In everyday obstetric practice, the commonest reason for urgent fluid administration will be in the face of maternal haemorrhage. For that reason, the bulk of this section is written in the context of maternal bleeding unless otherwise commented on.
During pregnancy, we see an increase in circulating volume of approximately 40%. This means the volume increases from 70 ml/kg to 100 ml/kg, or 4900 ml to 7000 ml in a 70 kg woman. It is this expansion in circulating volume that allows the mother to compensate extremely well for blood loss; it is also the reason why we sometimes underestimate the severity of blood loss, occasionally even until the point of maternal collapse, and the signs and symptoms produced only become obvious and dramatic with life-threatening blood losses.
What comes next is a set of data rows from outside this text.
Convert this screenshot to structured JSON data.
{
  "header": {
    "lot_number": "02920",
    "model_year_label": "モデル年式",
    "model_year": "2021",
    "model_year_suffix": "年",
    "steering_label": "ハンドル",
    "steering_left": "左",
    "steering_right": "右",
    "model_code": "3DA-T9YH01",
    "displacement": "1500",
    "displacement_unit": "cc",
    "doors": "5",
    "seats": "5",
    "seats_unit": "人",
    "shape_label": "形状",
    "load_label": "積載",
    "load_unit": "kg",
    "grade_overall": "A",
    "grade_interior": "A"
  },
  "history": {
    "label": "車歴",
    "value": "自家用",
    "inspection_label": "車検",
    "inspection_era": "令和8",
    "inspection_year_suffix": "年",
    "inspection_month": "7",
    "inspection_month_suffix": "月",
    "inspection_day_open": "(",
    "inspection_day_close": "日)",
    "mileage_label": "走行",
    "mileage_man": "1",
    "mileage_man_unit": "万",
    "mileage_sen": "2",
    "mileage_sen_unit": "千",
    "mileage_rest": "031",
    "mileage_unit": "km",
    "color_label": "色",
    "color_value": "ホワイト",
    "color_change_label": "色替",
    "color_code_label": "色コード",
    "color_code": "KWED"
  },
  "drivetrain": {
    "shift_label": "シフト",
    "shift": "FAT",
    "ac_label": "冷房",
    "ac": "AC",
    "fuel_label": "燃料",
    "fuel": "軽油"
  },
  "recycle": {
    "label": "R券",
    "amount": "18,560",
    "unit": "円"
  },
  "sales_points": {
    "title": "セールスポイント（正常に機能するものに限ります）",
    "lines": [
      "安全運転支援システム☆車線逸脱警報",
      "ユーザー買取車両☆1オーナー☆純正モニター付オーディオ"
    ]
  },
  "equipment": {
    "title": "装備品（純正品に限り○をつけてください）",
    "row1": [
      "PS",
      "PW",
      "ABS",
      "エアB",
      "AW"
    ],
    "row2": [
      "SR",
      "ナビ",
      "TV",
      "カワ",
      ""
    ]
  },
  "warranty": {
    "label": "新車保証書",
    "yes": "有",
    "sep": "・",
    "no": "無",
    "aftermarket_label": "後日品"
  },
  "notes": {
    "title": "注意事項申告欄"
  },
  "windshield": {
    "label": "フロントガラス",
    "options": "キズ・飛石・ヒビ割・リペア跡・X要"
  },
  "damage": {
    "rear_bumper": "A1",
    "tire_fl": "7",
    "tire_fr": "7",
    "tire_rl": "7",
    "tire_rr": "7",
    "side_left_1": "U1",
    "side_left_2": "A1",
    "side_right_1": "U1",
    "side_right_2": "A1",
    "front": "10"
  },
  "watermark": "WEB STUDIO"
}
Maternal blood loss can be categorised into four classes of increasing severity (see Table 5.1). It is worthy of note that absolute blood loss in a smaller woman reflects a larger percentage loss of her circulating volume.
Fluid warming and pressure devices
All intravenous fluids should be warmed when their administration is rapid. The rapid administration of large volumes of cold fluid will lead to significant hypothermia. Note: it is dangerous to infuse cold fluid directly into the heart through a CVP line. There are numerous fluid warming devices available; more advanced models offer co-axial heated tubing to ensure the temperature of the fluid is maintained right up to the point of delivery in to the cannula.
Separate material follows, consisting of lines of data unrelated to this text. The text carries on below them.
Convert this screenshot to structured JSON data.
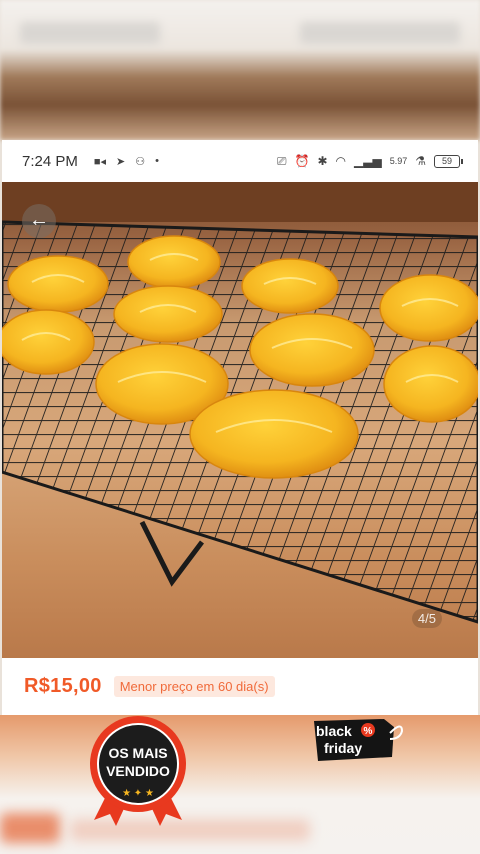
{
  "status_bar": {
    "time": "7:24 PM",
    "network_speed": "5.97",
    "battery": "59"
  },
  "product": {
    "image_counter": "4/5",
    "price": "R$15,00",
    "lowest_price_note": "Menor preço em 60 dia(s)"
  },
  "overlays": {
    "badge_line1": "OS MAIS",
    "badge_line2": "VENDIDO",
    "sticker_line1": "black",
    "sticker_line2": "friday",
    "sticker_mark": "%"
  },
  "colors": {
    "price": "#f05a28",
    "badge_red": "#e8391f",
    "badge_dark": "#1c1c1c",
    "cookie": "#f5b520"
  },
  "icons": [
    "video-icon",
    "send-icon",
    "group-icon",
    "dot-icon",
    "cast-icon",
    "alarm-icon",
    "bluetooth-icon",
    "wifi-icon",
    "signal-icon",
    "battery-icon",
    "back-arrow-icon"
  ]
}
Reduced maternal temperature will cause shivering in an attempt to raise body temperature resulting in an increased oxygen demand. Failure to meet this demand will increase anaerobic metabolism and metabolic acidosis. Peripheral vasoconstriction, in an attempt to reduce any further heat loss from the periphery, will also lead to decreased oxygen delivery to the tissues, which will further add to metabolic acidosis. Significant drops in temperature will also have profound effects on the efficacy of the coagulation cascade and contribute to problems with clot formation.
Crystalloids contain small molecules therefore they exert little oncotic pressure. As a result, these fluids distribute outside the intravascular compartment with ease, making their use in volume correction transient. They are physiological solutions and remain in the circulation for about 30 minutes, before passing into the extra- and intracellular spaces. An overload may cause pulmonary and cerebral oedema (so care is needed in pre-eclampsia/eclampsia).
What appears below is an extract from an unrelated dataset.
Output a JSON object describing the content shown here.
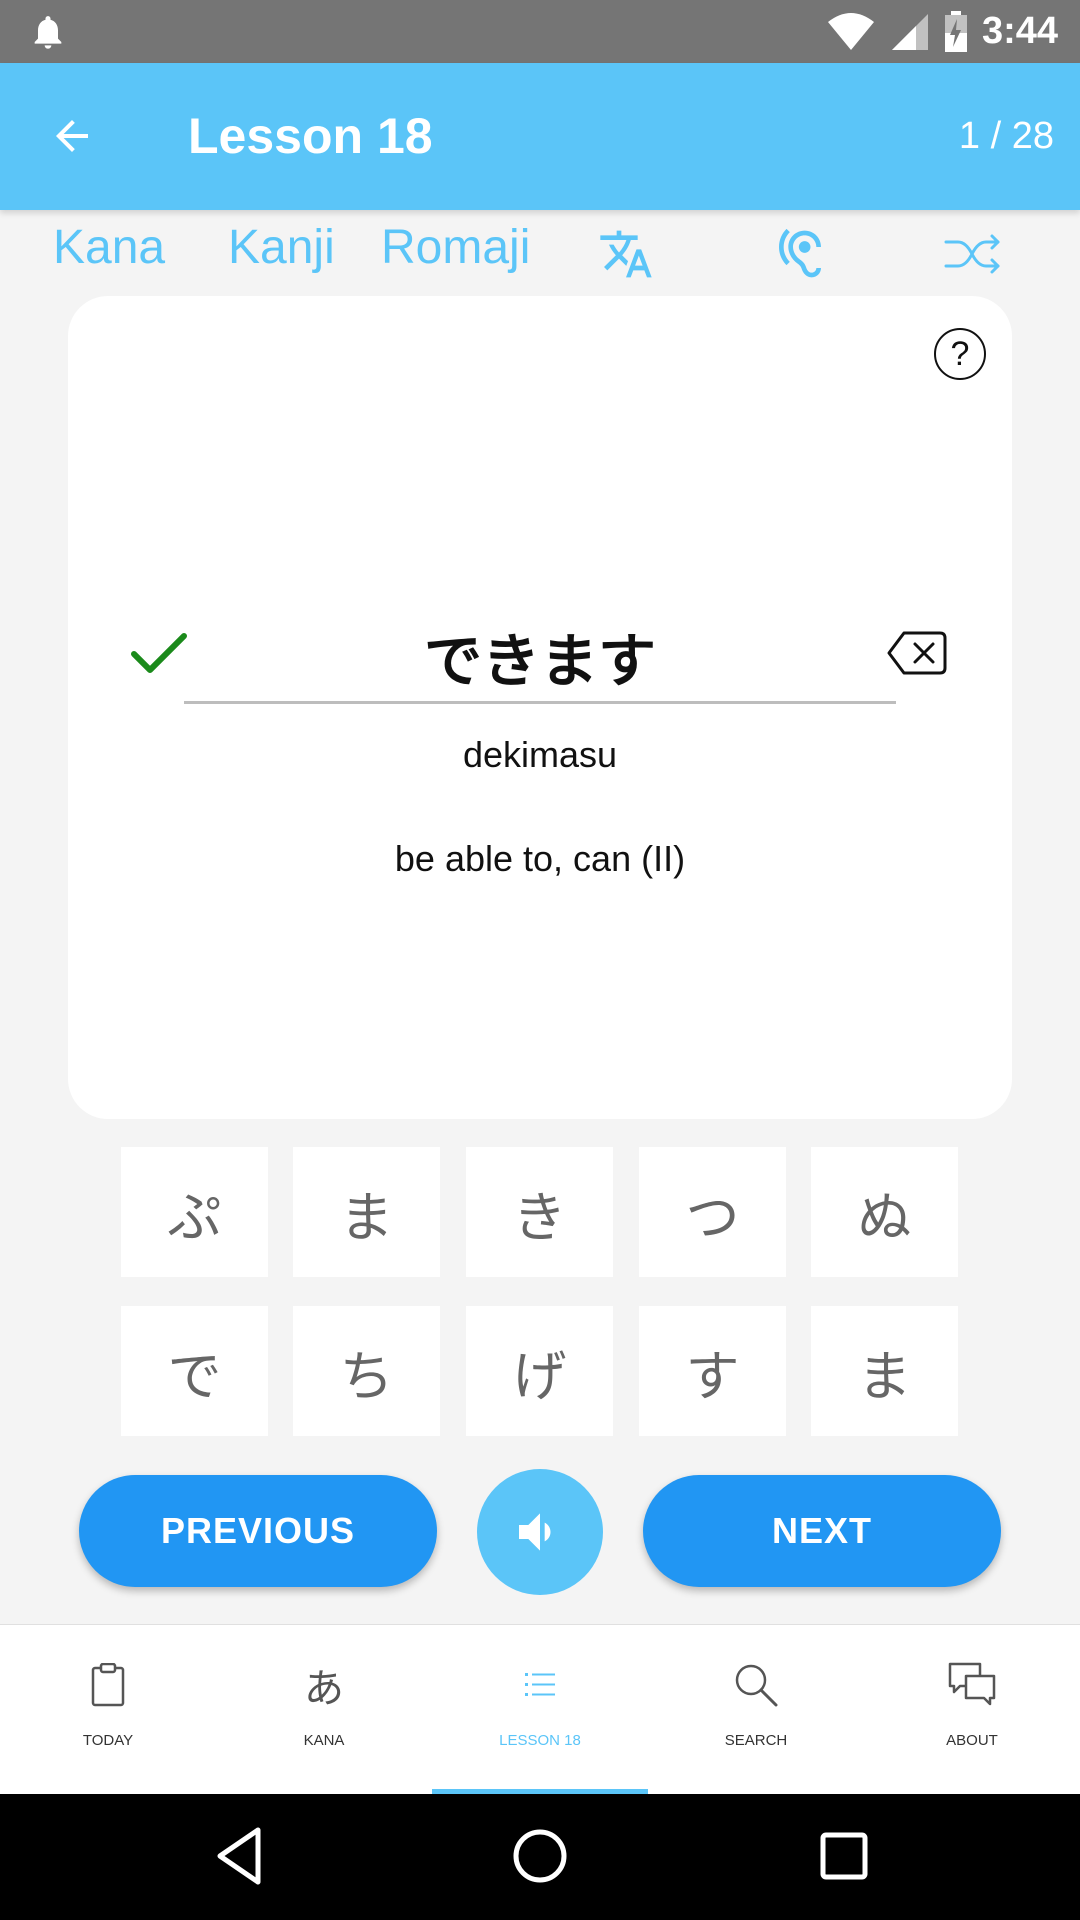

They are useful for the immediate replacement of lost volume in the haemorrhage situation. They are also the mainstay of fluid administration in most other circumstances, as will be discussed in the remainder of this chapter.
0.9% sodium chloride (‘normal’ saline)
The excessive use of solutions of sodium chloride can result in hyperchloraemic metabolic acidosis and clinicians should be aware of this, and avoid their use in large volume when possible.
Dextrose within these fluids is rapidly metabolised by the body. The remaining fluid is there- fore water, which is free to rapidly distribute into intracellular tissues. This increases the risk of cerebral and pulmonary oedema. The use of dextrose solutions should therefore be reserved for the treatment of specific conditions, such as hypoglycaemia, or (in conjunction with saline) with intravenous insulin regimens to maintain glucose homeostasis in diabetic women.
Use of large volumes of hyponatraemic solutions is dangerous and can result in rapidly lowering serum and intracellular sodium levels leading to tissue oedema. Restoring sodium levels from extremes to normal is also a hazardous activity and expert advice must be sought urgently. Should a woman present with a very low serum sodium, the restoration of sodium levels must be very cautious under the guidance of an intensivist.